A few quick thoughts on the 2011 Wallis Family Little Sister Cabernet Sauvignon from the Diamond Mountain District of Napa.
Edward Wallis first purchased 85 acres on top of Diamond Mountain back in 1975. The property included two buildings on the National Register of Historic Places–a 19th-century carriage house designed by architect William H. Corlett and a stone castle built in 1906 by Frenchmen Jacques Pacheteau.
In 1997, the Wallis’ planted 13 acres with plans of selling grapes to wineries like Lokoya and Ramey. By 2006, they were producing wine from their estate fruit.
Since 2008, Thomas Rivers Brown has been making the Wallis Family’s wines. Brown began his career in 1997 at Turley before moving on to cult producers Schrader and Maybach. In addition to making his Rivers-Marie wines, Brown consults for 45 clients in the Napa Valley including Vermeil, Revana, Round Pond and Outpost.
The 2011 vintage of Little Sister is 99% Cabernet Sauvignon with 1% Petit Verdot. The wine was aged 18 months in 80% new French oak barrels with only 650 cases made.
Medium-plus intensity nose. A mix of red and black fruit–cherries and plums. Pop and pour, just the fruit shows up.
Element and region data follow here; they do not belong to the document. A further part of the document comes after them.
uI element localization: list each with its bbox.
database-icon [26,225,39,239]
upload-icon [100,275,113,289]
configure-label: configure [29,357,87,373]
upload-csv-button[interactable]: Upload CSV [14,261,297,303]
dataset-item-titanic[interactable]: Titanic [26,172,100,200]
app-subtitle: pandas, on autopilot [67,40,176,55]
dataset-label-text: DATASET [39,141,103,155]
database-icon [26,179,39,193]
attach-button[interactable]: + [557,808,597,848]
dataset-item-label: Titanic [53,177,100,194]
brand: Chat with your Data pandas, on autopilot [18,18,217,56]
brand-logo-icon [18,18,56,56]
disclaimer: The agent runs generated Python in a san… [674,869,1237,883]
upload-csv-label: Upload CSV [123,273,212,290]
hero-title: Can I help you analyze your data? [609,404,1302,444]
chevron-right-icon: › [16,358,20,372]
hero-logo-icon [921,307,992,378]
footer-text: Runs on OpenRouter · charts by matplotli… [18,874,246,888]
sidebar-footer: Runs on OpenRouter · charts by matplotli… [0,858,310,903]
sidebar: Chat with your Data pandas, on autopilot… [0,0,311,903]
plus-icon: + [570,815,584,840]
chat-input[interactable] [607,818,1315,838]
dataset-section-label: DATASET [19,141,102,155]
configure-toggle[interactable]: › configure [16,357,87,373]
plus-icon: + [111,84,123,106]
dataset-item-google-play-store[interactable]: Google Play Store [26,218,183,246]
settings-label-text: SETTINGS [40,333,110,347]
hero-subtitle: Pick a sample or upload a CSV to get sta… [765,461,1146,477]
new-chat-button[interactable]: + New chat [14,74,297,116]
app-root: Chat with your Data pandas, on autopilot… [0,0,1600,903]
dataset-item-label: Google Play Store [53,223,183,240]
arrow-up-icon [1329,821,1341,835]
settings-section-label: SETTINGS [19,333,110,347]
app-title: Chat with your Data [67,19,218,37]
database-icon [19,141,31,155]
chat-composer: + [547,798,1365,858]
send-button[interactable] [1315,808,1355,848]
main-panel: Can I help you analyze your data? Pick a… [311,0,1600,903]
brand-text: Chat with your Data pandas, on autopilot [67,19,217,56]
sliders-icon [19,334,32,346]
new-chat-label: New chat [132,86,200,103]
But after 2 hours decanting, cured tobacco and spicy fennel emerge.
The fruit carries through on the palate and tastes fresh with medium-plus acidity. However, the palate brings out more oak than what the nose revealed. Creamy vanilla, allspice and clove become even more pronounced as the wine decants. The firm, high tannins also soften with the added time–balancing the full-bodied fruit. Moderate finish lingers on the fennel and oak spice.
The 2011 vintage in California has been hit or miss for me. Some wines, like the 2011 Stag’s Leap Fay have had way too much pyrazines for my taste. But there have been others that I’ve enjoyed.
This 2011 Wallis Little Sister falls into the enjoy camp, holding its own for $70-80. It definitely benefits from decanting, but it seems to have escaped the green monster of 2011.